Berikut ini tulisan dari
sejarawan bernama Agus Sunyoto yang mengungkapkan fakta sejarah bagaimana
kebiadaban PKI dalam upaya melakukan makar dan pemberontakan, ribuan nyawa umat
Islam Indonesia telah menjadi kurban, simbol-simbol Islam telah dihancurkan.
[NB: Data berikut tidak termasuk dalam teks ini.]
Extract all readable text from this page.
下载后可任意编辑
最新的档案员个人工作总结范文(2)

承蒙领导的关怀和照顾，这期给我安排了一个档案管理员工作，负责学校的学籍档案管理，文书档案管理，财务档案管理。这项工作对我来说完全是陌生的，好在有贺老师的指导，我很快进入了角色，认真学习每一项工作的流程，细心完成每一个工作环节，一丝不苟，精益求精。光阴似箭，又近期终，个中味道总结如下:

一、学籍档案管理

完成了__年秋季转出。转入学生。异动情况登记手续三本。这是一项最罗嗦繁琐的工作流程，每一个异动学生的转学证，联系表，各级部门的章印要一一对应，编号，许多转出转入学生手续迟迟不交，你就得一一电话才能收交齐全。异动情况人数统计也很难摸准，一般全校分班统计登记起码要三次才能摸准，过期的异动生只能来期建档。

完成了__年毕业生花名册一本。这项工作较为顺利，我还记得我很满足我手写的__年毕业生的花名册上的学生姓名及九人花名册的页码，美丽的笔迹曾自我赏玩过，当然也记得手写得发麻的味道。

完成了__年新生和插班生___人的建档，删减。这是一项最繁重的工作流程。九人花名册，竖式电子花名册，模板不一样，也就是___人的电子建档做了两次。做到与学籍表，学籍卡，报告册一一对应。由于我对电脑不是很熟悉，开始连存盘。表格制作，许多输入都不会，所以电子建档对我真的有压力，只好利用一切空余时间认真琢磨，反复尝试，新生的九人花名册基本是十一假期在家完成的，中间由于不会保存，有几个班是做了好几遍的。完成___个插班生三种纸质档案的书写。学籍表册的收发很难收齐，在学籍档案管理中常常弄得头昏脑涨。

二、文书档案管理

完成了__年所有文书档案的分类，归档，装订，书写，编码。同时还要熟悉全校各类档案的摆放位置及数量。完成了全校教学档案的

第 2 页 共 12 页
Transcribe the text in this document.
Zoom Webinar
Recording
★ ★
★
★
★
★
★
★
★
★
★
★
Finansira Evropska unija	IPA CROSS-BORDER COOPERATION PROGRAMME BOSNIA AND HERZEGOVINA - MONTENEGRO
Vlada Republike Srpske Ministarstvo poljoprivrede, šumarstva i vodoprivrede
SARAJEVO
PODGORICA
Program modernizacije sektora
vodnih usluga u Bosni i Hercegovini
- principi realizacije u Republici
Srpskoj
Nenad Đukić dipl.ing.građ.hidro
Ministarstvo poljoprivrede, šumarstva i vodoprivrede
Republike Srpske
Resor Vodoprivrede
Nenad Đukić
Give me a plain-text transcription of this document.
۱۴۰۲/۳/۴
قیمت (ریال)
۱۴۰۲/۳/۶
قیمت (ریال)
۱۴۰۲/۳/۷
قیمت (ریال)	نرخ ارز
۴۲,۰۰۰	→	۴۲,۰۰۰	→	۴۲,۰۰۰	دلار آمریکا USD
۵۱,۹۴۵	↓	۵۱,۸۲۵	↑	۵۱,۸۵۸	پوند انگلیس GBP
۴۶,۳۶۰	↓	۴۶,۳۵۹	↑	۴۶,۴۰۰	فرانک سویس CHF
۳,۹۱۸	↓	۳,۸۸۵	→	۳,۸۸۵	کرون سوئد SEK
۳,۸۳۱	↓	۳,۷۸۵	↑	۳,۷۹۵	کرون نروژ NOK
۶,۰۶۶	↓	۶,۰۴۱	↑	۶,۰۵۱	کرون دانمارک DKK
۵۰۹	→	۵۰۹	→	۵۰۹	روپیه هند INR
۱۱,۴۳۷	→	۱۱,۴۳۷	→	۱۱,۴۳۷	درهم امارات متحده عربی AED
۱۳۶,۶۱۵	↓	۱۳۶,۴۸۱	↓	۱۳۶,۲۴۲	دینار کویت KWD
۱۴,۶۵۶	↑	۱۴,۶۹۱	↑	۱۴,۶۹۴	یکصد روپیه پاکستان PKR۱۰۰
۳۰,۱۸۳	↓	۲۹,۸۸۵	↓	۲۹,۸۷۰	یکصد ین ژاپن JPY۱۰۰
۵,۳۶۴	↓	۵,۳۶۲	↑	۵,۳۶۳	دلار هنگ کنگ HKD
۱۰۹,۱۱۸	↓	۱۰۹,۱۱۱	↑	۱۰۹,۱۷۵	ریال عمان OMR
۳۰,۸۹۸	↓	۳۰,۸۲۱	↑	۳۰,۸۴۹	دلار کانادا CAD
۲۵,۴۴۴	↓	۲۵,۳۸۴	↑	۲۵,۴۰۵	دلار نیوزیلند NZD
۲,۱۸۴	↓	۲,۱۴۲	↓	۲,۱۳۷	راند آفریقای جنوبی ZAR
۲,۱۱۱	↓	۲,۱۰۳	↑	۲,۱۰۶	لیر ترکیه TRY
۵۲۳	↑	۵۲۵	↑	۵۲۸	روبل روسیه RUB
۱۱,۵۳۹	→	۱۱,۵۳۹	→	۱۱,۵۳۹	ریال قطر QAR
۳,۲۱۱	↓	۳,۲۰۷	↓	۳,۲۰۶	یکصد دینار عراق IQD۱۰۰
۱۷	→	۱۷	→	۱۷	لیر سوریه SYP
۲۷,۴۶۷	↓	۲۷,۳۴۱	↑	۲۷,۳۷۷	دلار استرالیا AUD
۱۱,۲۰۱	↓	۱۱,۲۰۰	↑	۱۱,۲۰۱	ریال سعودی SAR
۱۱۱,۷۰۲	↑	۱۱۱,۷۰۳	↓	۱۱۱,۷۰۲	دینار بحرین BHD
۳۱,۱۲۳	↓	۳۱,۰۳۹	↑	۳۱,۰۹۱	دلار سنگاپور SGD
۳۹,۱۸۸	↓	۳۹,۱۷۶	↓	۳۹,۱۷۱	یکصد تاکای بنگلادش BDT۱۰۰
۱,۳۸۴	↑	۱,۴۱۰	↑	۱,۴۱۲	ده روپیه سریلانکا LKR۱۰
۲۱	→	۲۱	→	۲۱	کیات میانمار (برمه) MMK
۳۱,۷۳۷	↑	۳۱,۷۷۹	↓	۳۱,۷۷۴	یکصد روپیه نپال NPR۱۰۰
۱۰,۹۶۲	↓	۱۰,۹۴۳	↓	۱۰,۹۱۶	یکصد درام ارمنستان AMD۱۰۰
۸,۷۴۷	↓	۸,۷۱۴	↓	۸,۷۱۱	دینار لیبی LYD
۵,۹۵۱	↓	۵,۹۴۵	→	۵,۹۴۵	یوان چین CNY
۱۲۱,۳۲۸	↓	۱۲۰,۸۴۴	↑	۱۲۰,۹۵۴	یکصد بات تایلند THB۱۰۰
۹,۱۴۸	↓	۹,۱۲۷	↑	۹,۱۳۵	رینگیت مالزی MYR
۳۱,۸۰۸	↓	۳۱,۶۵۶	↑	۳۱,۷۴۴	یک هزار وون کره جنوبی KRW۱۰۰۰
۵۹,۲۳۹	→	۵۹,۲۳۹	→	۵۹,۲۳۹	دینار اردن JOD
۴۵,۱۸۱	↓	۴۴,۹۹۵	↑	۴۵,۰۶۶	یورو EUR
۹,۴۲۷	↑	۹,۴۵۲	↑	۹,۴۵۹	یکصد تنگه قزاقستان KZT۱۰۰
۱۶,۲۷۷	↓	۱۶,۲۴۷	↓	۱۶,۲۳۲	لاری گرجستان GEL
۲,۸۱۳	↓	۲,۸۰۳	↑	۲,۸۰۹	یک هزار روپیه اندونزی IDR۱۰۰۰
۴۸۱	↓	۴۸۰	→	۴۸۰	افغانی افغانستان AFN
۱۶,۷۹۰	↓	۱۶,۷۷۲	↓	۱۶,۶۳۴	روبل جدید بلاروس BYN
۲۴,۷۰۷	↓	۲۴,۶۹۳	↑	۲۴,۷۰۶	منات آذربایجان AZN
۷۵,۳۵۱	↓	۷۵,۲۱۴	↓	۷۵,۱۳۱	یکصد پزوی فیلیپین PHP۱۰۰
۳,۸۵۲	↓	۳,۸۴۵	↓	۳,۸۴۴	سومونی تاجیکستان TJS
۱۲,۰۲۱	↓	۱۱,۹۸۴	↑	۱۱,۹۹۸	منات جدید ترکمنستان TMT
Kebiadaban PKI Madiun 1948 Terhadap Ulama NU
“Tanggal 18 September 1948 pagi
sebelum terbit fajar, sekitar 1500 orang pasukan FDR/PKI – 700 orang
diantaranya dari Kesatuan Pesindo pimpinan Mayor Pandjang Djoko Prijono –
bergerak ke pusat Kota Madiun. Kesatuan CPM, TNI, Polisi, aparat pemerintahan
sipil terkejut ketika diserang mendadak. Terjadi perlawanan singkat di markas
TNI, kantor CPM, kantor Polisi. Pasukan Pesindo bergerak cepat menguasai
tempat-tempat strategis di Madiun. Saat fajar terbit, Madiun sudah jatuh ke
tangan FDR/PKI. Sekitar 350 orang ditahan.“
KEBERHASILAN FDR/PKI menguasai
Madiun disusul terjadinya aksi penjarahan, penangkapan sewenang-wenang terhadap
musuh PKI, menembak musuh PKI, kegemparan dan kepanikan pun pecah di kalangan
penduduk, diiringi tindakan-tindakan bersifat fasisme yang berlangsung dengan
mengerikan. Semua pimpinan Masyumi dan PNI ditangkap atau dibunuh. Orang-orang
berpakaian Warok Ponorogo dengan senjata revolver dan kelewang menembak atau
menyembelih orang-orang yang dianggap musuh PKI. Mayat-mayat bergelimpangan di
sepanjang jalan. Bendera merah putih dirobek diganti bendera merah berlambang
palu arit. Potret Soekarno diganti potret Moeso. Seorang wartawan Sin Po yang
berada di Madiun, menuliskan detik-detik ketika PKI pamer kekejaman itu dalam
reportase yang diberi judul: ‘Kekedjeman kaoem Communist; Golongan Masjoemi
menderita paling heibat; Bangsa Tionghoa “ketjipratan” djoega.’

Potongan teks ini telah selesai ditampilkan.